Re: Best way to handle UTF-8 in C++
On 5/6/2010 1:39 PM, Peter Olcott wrote:
"Victor Bazarov"<v.bazarov@comcast.invalid> wrote in
message news:hruqhc$lo6$1@news.eternal-september.org...
On 5/6/2010 10:11 AM, Peter Olcott wrote:
"Victor Bazarov"<v.bazarov@comcast.invalid> wrote in
message news:hruhqu$hqt$1@news.eternal-september.org...
On 5/6/2010 9:45 AM, Peter Olcott wrote:
I am looking for a way to handle UTF-8 text in my C++
application. The ideal case would be an STL class that
handles UTF-8. What is the next best thing?
What do you mean by "handle"? STL class? Don't you
have
the compiler documentation? If there is one, you
already
have all information you need. Want more? Buy a book
on
the Standard library. There are several that many
consider decent. Next best thing? Google.
I must be able to use UTF-8 strings in my C++
application. I
want to know the best way to do this. I prefer an
interface
that works the same way as the STL interface.
What do you mean by "use" and in what way can't you "use"
the UTF-8 strings already? There is no such thing as "STL
interface", perhaps you can explain what you mean by "the
same way". I can start guessing, but it's much better if
you just specify what exactly you're trying to accomplish.

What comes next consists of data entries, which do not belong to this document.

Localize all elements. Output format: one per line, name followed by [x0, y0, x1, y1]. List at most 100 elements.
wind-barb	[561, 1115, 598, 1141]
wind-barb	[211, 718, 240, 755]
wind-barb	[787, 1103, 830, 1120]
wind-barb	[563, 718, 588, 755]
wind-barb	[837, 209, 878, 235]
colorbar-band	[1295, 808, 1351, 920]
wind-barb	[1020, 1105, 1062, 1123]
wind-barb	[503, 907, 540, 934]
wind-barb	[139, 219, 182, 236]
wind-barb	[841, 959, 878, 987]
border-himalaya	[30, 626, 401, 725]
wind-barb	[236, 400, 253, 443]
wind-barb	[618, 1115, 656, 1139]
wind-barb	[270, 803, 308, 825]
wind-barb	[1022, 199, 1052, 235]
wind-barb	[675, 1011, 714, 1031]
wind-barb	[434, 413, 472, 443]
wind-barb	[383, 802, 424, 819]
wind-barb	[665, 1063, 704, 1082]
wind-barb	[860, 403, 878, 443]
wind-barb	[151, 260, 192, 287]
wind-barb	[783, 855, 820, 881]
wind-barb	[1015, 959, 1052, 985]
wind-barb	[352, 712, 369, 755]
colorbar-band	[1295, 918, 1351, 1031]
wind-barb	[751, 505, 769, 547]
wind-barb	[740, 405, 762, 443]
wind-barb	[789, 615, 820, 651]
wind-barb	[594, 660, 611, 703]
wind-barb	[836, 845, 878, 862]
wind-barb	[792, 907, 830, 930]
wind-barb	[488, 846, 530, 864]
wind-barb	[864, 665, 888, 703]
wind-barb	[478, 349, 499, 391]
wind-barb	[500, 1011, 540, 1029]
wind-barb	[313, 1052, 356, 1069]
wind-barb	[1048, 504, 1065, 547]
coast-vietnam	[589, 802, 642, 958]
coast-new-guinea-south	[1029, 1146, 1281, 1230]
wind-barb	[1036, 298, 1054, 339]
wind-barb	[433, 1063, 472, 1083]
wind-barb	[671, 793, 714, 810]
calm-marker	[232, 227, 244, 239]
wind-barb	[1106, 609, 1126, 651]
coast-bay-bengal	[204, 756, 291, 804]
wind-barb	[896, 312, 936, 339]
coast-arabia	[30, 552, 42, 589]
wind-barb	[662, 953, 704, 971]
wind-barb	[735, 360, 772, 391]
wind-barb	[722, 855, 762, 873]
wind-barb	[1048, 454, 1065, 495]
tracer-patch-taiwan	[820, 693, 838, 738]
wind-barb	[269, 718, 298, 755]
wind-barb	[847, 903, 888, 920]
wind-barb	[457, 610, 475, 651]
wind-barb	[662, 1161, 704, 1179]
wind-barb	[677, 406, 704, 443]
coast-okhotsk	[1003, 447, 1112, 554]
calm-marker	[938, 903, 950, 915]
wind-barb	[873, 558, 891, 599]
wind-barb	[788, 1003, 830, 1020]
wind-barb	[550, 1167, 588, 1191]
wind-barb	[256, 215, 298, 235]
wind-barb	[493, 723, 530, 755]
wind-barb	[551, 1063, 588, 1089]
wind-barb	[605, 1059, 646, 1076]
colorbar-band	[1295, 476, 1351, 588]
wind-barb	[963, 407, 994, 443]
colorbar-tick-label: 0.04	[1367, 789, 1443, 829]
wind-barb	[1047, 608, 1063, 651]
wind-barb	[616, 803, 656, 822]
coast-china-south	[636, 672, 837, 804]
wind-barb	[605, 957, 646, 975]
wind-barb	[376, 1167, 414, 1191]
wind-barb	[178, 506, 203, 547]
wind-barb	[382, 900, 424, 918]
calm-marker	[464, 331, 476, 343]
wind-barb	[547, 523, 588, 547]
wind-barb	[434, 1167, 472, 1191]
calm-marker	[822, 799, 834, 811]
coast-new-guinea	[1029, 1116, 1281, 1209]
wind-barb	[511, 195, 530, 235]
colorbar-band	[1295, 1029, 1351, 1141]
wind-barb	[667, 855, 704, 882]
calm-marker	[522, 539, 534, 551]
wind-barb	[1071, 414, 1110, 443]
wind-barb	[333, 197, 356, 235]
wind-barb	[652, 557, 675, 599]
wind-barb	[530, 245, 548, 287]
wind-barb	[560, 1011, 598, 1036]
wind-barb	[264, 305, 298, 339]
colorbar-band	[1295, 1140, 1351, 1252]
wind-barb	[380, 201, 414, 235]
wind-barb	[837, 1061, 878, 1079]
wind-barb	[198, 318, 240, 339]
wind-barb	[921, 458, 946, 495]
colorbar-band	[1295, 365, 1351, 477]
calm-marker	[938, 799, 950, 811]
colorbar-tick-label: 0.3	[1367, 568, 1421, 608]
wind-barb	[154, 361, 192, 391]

Try to refrain from using such generic terms as "STL
interface" or "use". For example, you can say, "I need to
be able to figure out whether there are uppercase
characters in my 'string', like the standard function
'isupper' does"...
I want a string class that works exactly the same way as
std::string, except implements UTF-8.
....as opposed to *what*? UTF-8 is an encoding scheme. 'std::string'
does *not* have an encoding scheme, it's a mere container of 'char'.
Nothing more, nothing less. What *exactly* in it doesn't work NOW for
you? Have you tried making the default 'char' unsigned? If your
platform has 8-bit chars, and you make them unsigned, you got yourself
UTF-8 storage type. And 'std::string' will provide functionality for
storing elements of that type (by virtue of being defined as
'std::basic_string<char>'), and operations to manipulate that storage
(append to, erase from, enumerate, etc.)
So, once again, what do you mean by "implements UTF-8"?
> This means that the
interface can remain the same, (all of the member functions
have the same name and same parameters) but the underlying
meaning may be different.
"May be different"? If I rewrite 'std::string' for you and just make
all functions return 0 and do nothing, would that be acceptable? That's
a rhetorical question, BTW. If you just allow the "meaning" to be
different, you still haven't specified anything. Does it *have to* be
different? In what way?
Could it be that you're don't know yet what you *need* from your class,
which you hope will "handle" UTF-8? What *operations* do you hope it
will help you perform on your "UTF-8" strings?
V
--
I do not respond to top-posted replies, please don't ask